Although the benefits of the subglandular placement of breast implants are debatable (or perhaps at least suitable for a small group of women), the limitations are clearer and indisputable.
The Subpectoral Position
This is the most common position for breast implant placement today. It has three very important benefits that make it arguably the best place to put breast implants.
- Less visibility and lower risk of rippling/wrinkling: Because the pectoralis muscle covers much (but not all) of the implant's surface, it is less visible or palpable in the breast, especially in the inner and upper regions. This gives the breasts a much more natural appearance, with a lower risk of rippling or wrinkling.
- Lower risk of capsular contracture: Another very important benefit of subpectoral placement is that there is a substantial reduction in the risk of capsular contracture compared to the subglandular position.
- Mammographic visibility: There is better mammographic visibility of the breast tissue when the implant is under the pectoralis muscle.
- Deformation: A fair number of patients will have moderate to significant dynamic mobility or deformation of the implant and breast with contraction of the pectoralis major muscle. This is not universal, though medical professionals opine that it is associated with incomplete muscle division, larger implants, and the nature of the individual’s scar capsule that forms.
- Greater discomfort and longer recovery time: As mentioned previously, there is a general consensus that discomfort is greater and recovery is longer compared to subglandular placement. However, with proper implant size planning and meticulous surgical technique using electrocautery, discomfort is treatable with ibuprofen and a full recovery can be as short as one to three days.
The Total Submuscular Position
The placement of the breast implant into a total submuscular pocket, which not only includes the pectoralis major but also the serratus anterior and rectus abdominus muscles, was performed primarily for breast reconstruction in the early years.
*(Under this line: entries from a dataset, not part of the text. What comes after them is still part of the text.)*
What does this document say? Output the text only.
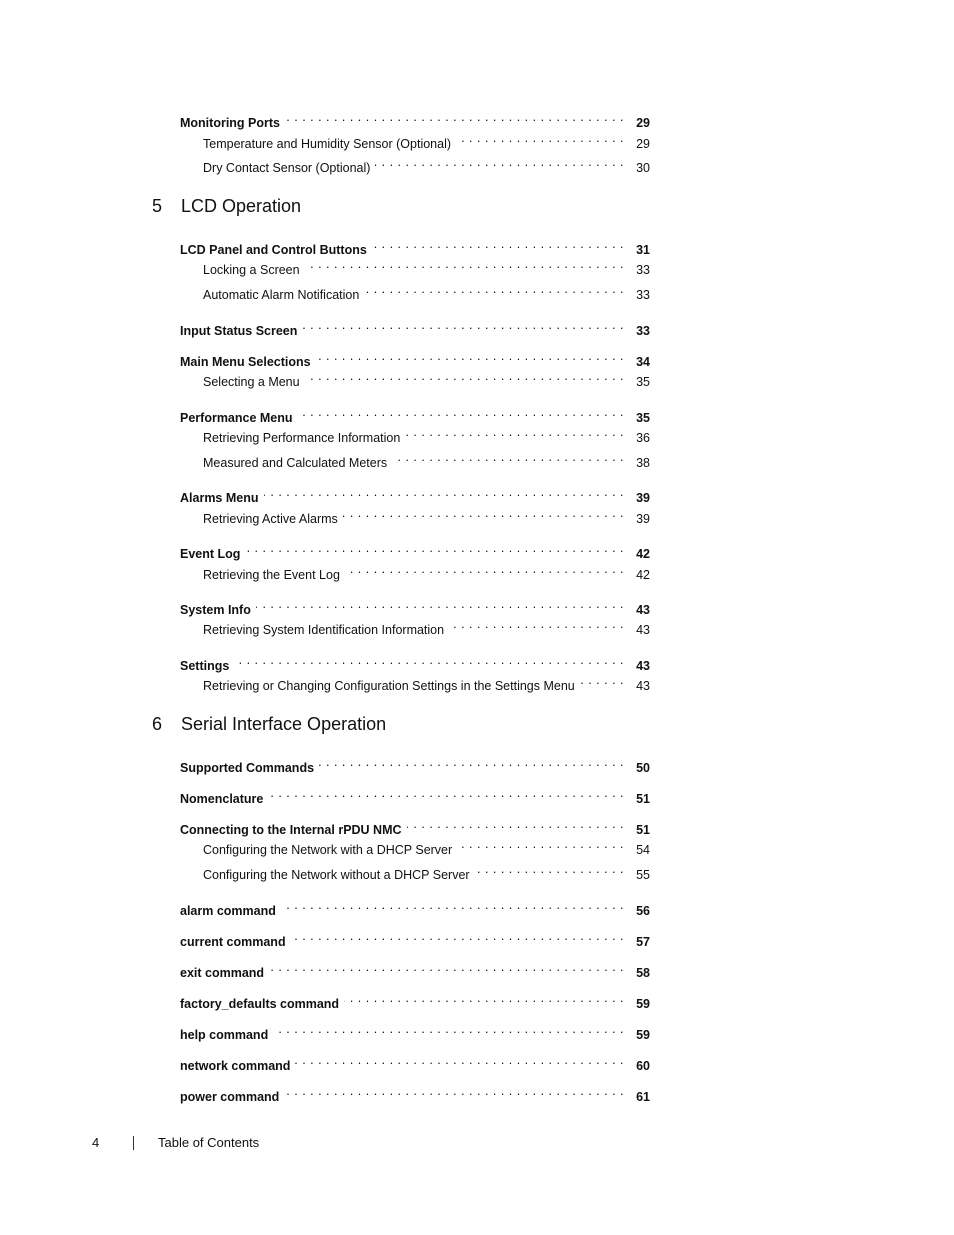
Monitoring Ports . . .	29
Temperature and Humidity Sensor (Optional) . . .	29
Dry Contact Sensor (Optional) . . .	30
5	LCD Operation
LCD Panel and Control Buttons . . .	31
Locking a Screen . . .	33
Automatic Alarm Notification . . .	33
Input Status Screen . . .	33
Main Menu Selections . . .	34
Selecting a Menu . . .	35
Performance Menu . . .	35
Retrieving Performance Information . . .	36
Measured and Calculated Meters . . .	38
Alarms Menu . . .	39
Retrieving Active Alarms . . .	39
Event Log . . .	42
Retrieving the Event Log . . .	42
System Info . . .	43
Retrieving System Identification Information . . .	43
Settings . . .	43
Retrieving or Changing Configuration Settings in the Settings Menu . . .	43
6	Serial Interface Operation
Supported Commands . . .	50
Nomenclature . . .	51
Connecting to the Internal rPDU NMC . . .	51
Configuring the Network with a DHCP Server . . .	54
Configuring the Network without a DHCP Server . . .	55
alarm command . . .	56
current command . . .	57
exit command . . .	58
factory_defaults command . . .	59
help command . . .	59
network command . . .	60
power command . . .	61
4	Table of Contents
Mostly out of vogue by the 1990s, it is rarely (if ever) performed today. It is often reserved for patients with extremely thin tissues.
- Full coverage: The implant is completely covered by the muscle and fascia, which helps to camouflage the edges of the implant, and thus reduces the appearance of rippling.
- More support: Because the implant is covered by the fascia, the lower pole is better supported. Complete unders serve as an "internal bra."
- Better mammogram readings: Since the muscle and fascia are atop of the implant, technicians are able to get a better reading during mammograms.
- Lower risk of bottoming out: Again, for the reasons mentioned above, bottoming out is less common. Bottoming out means that the breast implants have descended too low on the chest, causing the nipple to be too high on the breast mound.
- Muscle placement: Unlike the pectoralis major muscle that is thick, flexible, and has a large surface area that is detached from deeper structures, the serratus and rectus muscles are thin, taught, inelastic and firmly attached to ribs.
- Intense pain: It is a very painful operation.
- Implant malposition: This is more frequent here than other techniques.
- Capsular contracture: Rates are not superior to subpectoral implant placement.
The Subfascial Position
This is perhaps the newest iteration of implant placement. The implant is placed under the thin translucent veil of tissue called fascia, covering the outer surface of the pectoralis major muscle. Anatomically speaking, it is identical to the subglandular placement, with the exception of the thin fascia. There are no studies that show superiority over subglandular placement in terms of implant palpability, rippling, and rates of capsular contracture.